Arthroscopy for temporomandibular disorders

shutterstock_40397512-Jaw ache

Temporomandibular disorders (TMDs) comprise a group of clinical  problems that involve the masticatory muscles, the temporomandibular joint and associated structures, or both. They may also involve many organic, psychological and psychosocial factors. The aetiology of TMDs is still not clear.

The aim of this Cochrane review was to assess the effectiveness of arthroscopy for the management of signs and symptoms in patients with TMDs.

The following databases were searched; The Cochrane Oral Health Group Trials Register , the Cochrane Central Register of Controlled Trials (CENTRAL), MEDLINE, EMBASE , LILACS , Allied and Complementary Medicine Database (AMED) , CINAHL . In addition reference lists of the included articles were checked and handsearching of a number of journals was conducted. There were no restrictions regarding the language or date of publication.

Randomized controlled clinical trials of arthroscopy for treating TMDs were included. Date being extracted independently by two review authors, with three review authors assessing  risk of bias. Authors of the selected articles were contacted for additional information.

They included seven trials (involving 349 patients)  that were either at high or unclear risk of bias.

They found:-

  • The outcome pain was evaluated after 6 months in two studies. No statistically significant differences were found between the arthroscopy versus nonsurgical groups (standardized mean difference (SMD) = 0.004; 95% confidence interval (CI) -0.46 to 0.55, P = 0.81).
  • Two studies, analyzed pain 12 months after surgery (arthroscopy and arthrocentesis) in 81 patients. No statistically significant differences were found (mean difference (MD) = 0.10; 95% CI -1.46 to 1.66, P = 0.90).  Three studies analyzed the same outcome in patients who had been submitted to arthroscopic surgery or to open surgery and a statistically significant difference was found after 12 months (SMD = 0.45; 95% CI 0.01 to 0.89, P = 0.05) in favour of open surgery.
  • The two studies compared the maximum interincisal opening in six different clinical outcomes (interincisal opening over 35 mm; maximum protrusion over 5 mm; click; crepitation; tenderness on palpation in the TMJ and the jaw muscles 12 months after arthroscopy and open surgery). The outcome measures did not present statistically significant differences (odds ratio (OR) = 1.00; 95% CI 0.45 to 2.21, P = 1.00).
  • Two studies compared the maximum interincisal opening after 12 months of postsurgical follow-up. A statistically significant difference in favour of the arthroscopy group was observed (MD = 5.28; 95% CI 3.46 to 7.10, P < 0.0001).
  • The two studies compared the mandibular function after 12 months of follow-up with 40 patients evaluated. The outcome measure was mandibular functionality (MFIQ).
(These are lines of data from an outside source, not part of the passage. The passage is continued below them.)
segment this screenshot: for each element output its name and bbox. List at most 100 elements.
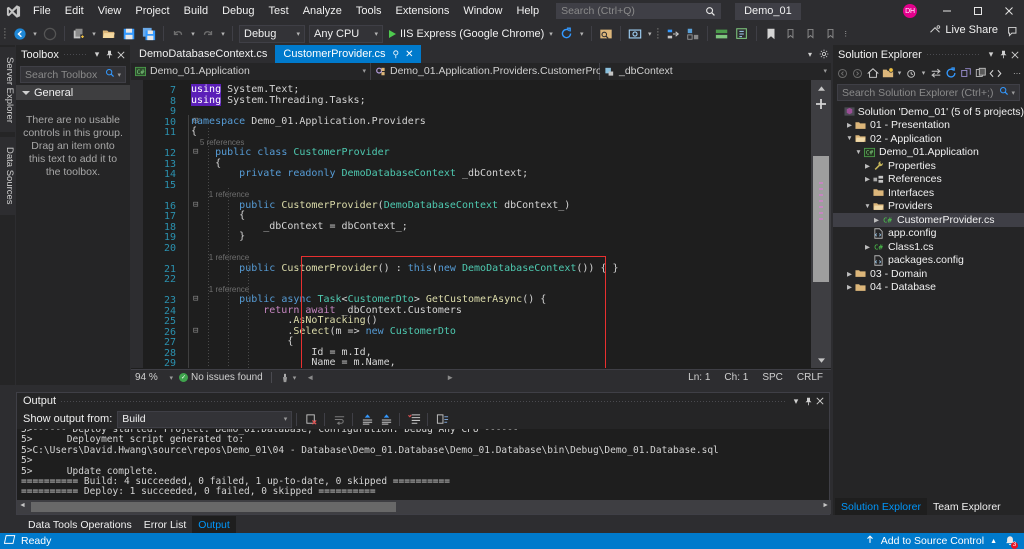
send-feedback-icon[interactable] bbox=[1007, 25, 1020, 41]
navigate-backward-dropdown[interactable]: ▾ bbox=[30, 24, 40, 44]
solution-explorer-menu-icon[interactable]: ▾ bbox=[985, 47, 997, 62]
close-button[interactable] bbox=[993, 0, 1024, 22]
toggle-word-wrap-icon[interactable] bbox=[331, 411, 348, 428]
nav-type-dropdown[interactable]: Demo_01.Application.Providers.CustomerPr… bbox=[371, 62, 636, 80]
navigate-forward-icon[interactable] bbox=[40, 24, 60, 44]
clear-output-icon[interactable] bbox=[303, 411, 320, 428]
chevron-down-icon[interactable]: ▼ bbox=[845, 135, 854, 142]
toolbar-overflow-icon[interactable]: ⋯ bbox=[1012, 65, 1022, 81]
editor-tab-demodatabasecontext[interactable]: DemoDatabaseContext.cs bbox=[131, 45, 276, 63]
chevron-down-icon[interactable]: ▼ bbox=[863, 203, 872, 210]
tab-output[interactable]: Output bbox=[192, 516, 236, 533]
scroll-down-icon[interactable] bbox=[811, 352, 831, 368]
code-cleanup-button[interactable]: ▾ bbox=[280, 373, 296, 383]
tree-item[interactable]: ▶ C# Class1.cs bbox=[833, 240, 1024, 254]
new-project-dropdown[interactable]: ▾ bbox=[89, 24, 99, 44]
minimize-button[interactable] bbox=[931, 0, 962, 22]
solution-configuration-combo[interactable]: Debug ▾ bbox=[239, 24, 305, 43]
hot-reload-dropdown[interactable]: ▾ bbox=[577, 24, 587, 44]
tree-item[interactable]: ▼ Providers bbox=[833, 200, 1024, 214]
issues-indicator[interactable]: ✓ No issues found bbox=[179, 372, 263, 383]
tree-item[interactable]: ▶ 01 - Presentation bbox=[833, 119, 1024, 133]
previous-bookmark-icon[interactable] bbox=[801, 24, 821, 44]
solution-explorer-icon[interactable] bbox=[712, 24, 732, 44]
user-avatar[interactable]: DH bbox=[903, 4, 917, 18]
toolbar-grip-2[interactable] bbox=[655, 26, 663, 42]
scroll-left-icon[interactable]: ◄ bbox=[19, 502, 26, 509]
chevron-right-icon[interactable]: ▶ bbox=[872, 216, 881, 224]
menu-window[interactable]: Window bbox=[456, 0, 509, 22]
view-code-icon[interactable] bbox=[988, 65, 1003, 81]
pin-icon[interactable]: ⚲ bbox=[393, 49, 400, 60]
notifications-icon[interactable]: 3 bbox=[1003, 535, 1018, 549]
tree-item[interactable]: app.config bbox=[833, 227, 1024, 241]
bookmark-icon[interactable] bbox=[761, 24, 781, 44]
menu-tools[interactable]: Tools bbox=[349, 0, 389, 22]
indentation-indicator[interactable]: SPC bbox=[762, 372, 783, 383]
output-menu-icon[interactable]: ▾ bbox=[790, 394, 802, 409]
step-over-icon[interactable] bbox=[683, 24, 703, 44]
toolbox-search-input[interactable]: Search Toolbox ▾ bbox=[20, 66, 126, 83]
editor-tab-customerprovider[interactable]: CustomerProvider.cs ⚲ ✕ bbox=[275, 45, 422, 63]
menu-edit[interactable]: Edit bbox=[58, 0, 91, 22]
back-icon[interactable] bbox=[835, 65, 850, 81]
output-close-icon[interactable] bbox=[814, 394, 826, 409]
tab-error-list[interactable]: Error List bbox=[138, 516, 193, 533]
menu-extensions[interactable]: Extensions bbox=[389, 0, 457, 22]
chevron-right-icon[interactable]: ▶ bbox=[863, 175, 872, 183]
nav-project-dropdown[interactable]: C# Demo_01.Application ▾ bbox=[131, 62, 371, 80]
toolbox-group-general[interactable]: General bbox=[16, 85, 130, 100]
pending-changes-icon[interactable] bbox=[904, 65, 919, 81]
code-text[interactable]: using System.Text; using System.Threading… bbox=[191, 80, 811, 368]
start-debugging-button[interactable]: IIS Express (Google Chrome) ▾ bbox=[385, 24, 557, 44]
go-to-previous-message-icon[interactable] bbox=[359, 411, 376, 428]
server-explorer-tab[interactable]: Server Explorer bbox=[0, 47, 15, 132]
clear-bookmarks-icon[interactable] bbox=[821, 24, 841, 44]
tree-item[interactable]: ▶ References bbox=[833, 173, 1024, 187]
menu-project[interactable]: Project bbox=[128, 0, 176, 22]
data-sources-tab[interactable]: Data Sources bbox=[0, 137, 15, 215]
solution-explorer-drag-dots[interactable] bbox=[926, 54, 980, 55]
step-into-icon[interactable] bbox=[663, 24, 683, 44]
properties-window-icon[interactable] bbox=[732, 24, 752, 44]
pending-dropdown-icon[interactable]: ▾ bbox=[919, 65, 928, 81]
nav-member-dropdown[interactable]: _dbContext ▾ bbox=[600, 62, 831, 80]
pin-icon[interactable] bbox=[802, 394, 814, 409]
chevron-right-icon[interactable]: ▶ bbox=[863, 243, 872, 251]
code-editor-surface[interactable]: 7 8 9 10 ⊟ 11 12 ⊟ 13 14 15 16 ⊟ 17 18 19 20 21 22 23 ⊟ 24 25 2… bbox=[131, 80, 831, 368]
redo-dropdown[interactable]: ▾ bbox=[218, 24, 228, 44]
menu-test[interactable]: Test bbox=[262, 0, 296, 22]
sync-with-active-document-icon[interactable] bbox=[928, 65, 943, 81]
tree-item[interactable]: ▼ 02 - Application bbox=[833, 132, 1024, 146]
pending-changes-filter-icon[interactable] bbox=[880, 65, 895, 81]
tree-item[interactable]: ▶ Properties bbox=[833, 159, 1024, 173]
hscroll-left-icon[interactable]: ◄ bbox=[306, 373, 314, 382]
undo-dropdown[interactable]: ▾ bbox=[188, 24, 198, 44]
navigate-backward-icon[interactable] bbox=[10, 24, 30, 44]
tree-item[interactable]: ▶ C# CustomerProvider.cs bbox=[833, 213, 1024, 227]
close-icon[interactable]: ✕ bbox=[405, 49, 413, 60]
tab-team-explorer[interactable]: Team Explorer bbox=[927, 498, 1007, 515]
hot-reload-icon[interactable] bbox=[557, 24, 577, 44]
toggle-output-settings-icon[interactable] bbox=[434, 411, 451, 428]
solution-explorer-close-icon[interactable] bbox=[1009, 47, 1021, 62]
chevron-right-icon[interactable]: ▶ bbox=[845, 283, 854, 291]
toolbox-menu-icon[interactable]: ▾ bbox=[91, 47, 103, 62]
chevron-down-icon[interactable]: ▾ bbox=[117, 71, 121, 79]
toolbox-drag-dots[interactable] bbox=[63, 54, 86, 55]
live-preview-icon[interactable] bbox=[596, 24, 616, 44]
go-to-next-message-icon[interactable] bbox=[378, 411, 395, 428]
menu-file[interactable]: File bbox=[26, 0, 58, 22]
refresh-icon[interactable] bbox=[943, 65, 958, 81]
save-all-icon[interactable] bbox=[139, 24, 159, 44]
toolbox-close-icon[interactable] bbox=[115, 47, 127, 62]
scroll-right-icon[interactable]: ► bbox=[822, 502, 829, 509]
add-to-source-control-button[interactable]: Add to Source Control bbox=[881, 535, 984, 547]
chevron-right-icon[interactable]: ▶ bbox=[845, 121, 854, 129]
new-project-icon[interactable] bbox=[69, 24, 89, 44]
maximize-button[interactable] bbox=[962, 0, 993, 22]
menu-help[interactable]: Help bbox=[509, 0, 546, 22]
tree-item[interactable]: ▶ 04 - Database bbox=[833, 281, 1024, 295]
chevron-up-icon[interactable]: ▲ bbox=[990, 538, 997, 545]
toolbar-overflow-icon[interactable]: ⋮ bbox=[841, 24, 851, 44]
This difference was not statistically significant (MD = 1.58; 95% CI -0.78 to 3.94, P = 0.19).

The authors concluded:-

Both arthroscopy and nonsurgical treatments reduced pain after 6 months. When compared with arthroscopy, open surgery was more effective at reducing pain after 12 months. Nevertheless, there were no differences in mandibular functionality or in other outcomes in clinical evaluations. Arthroscopy led to greater improvement in maximum interincisal opening after 12 months than arthrocentesis; however, there was no difference in pain.

Rigon M, Pereira LM, Bortoluzzi MC, Loguercio AD, Ramos AL, Cardoso JR. Arthroscopy for temporomandibular disorders. Cochrane Database Syst Rev. 2011 May 11;5:CD006385. Review. PubMed PMID: 21563153.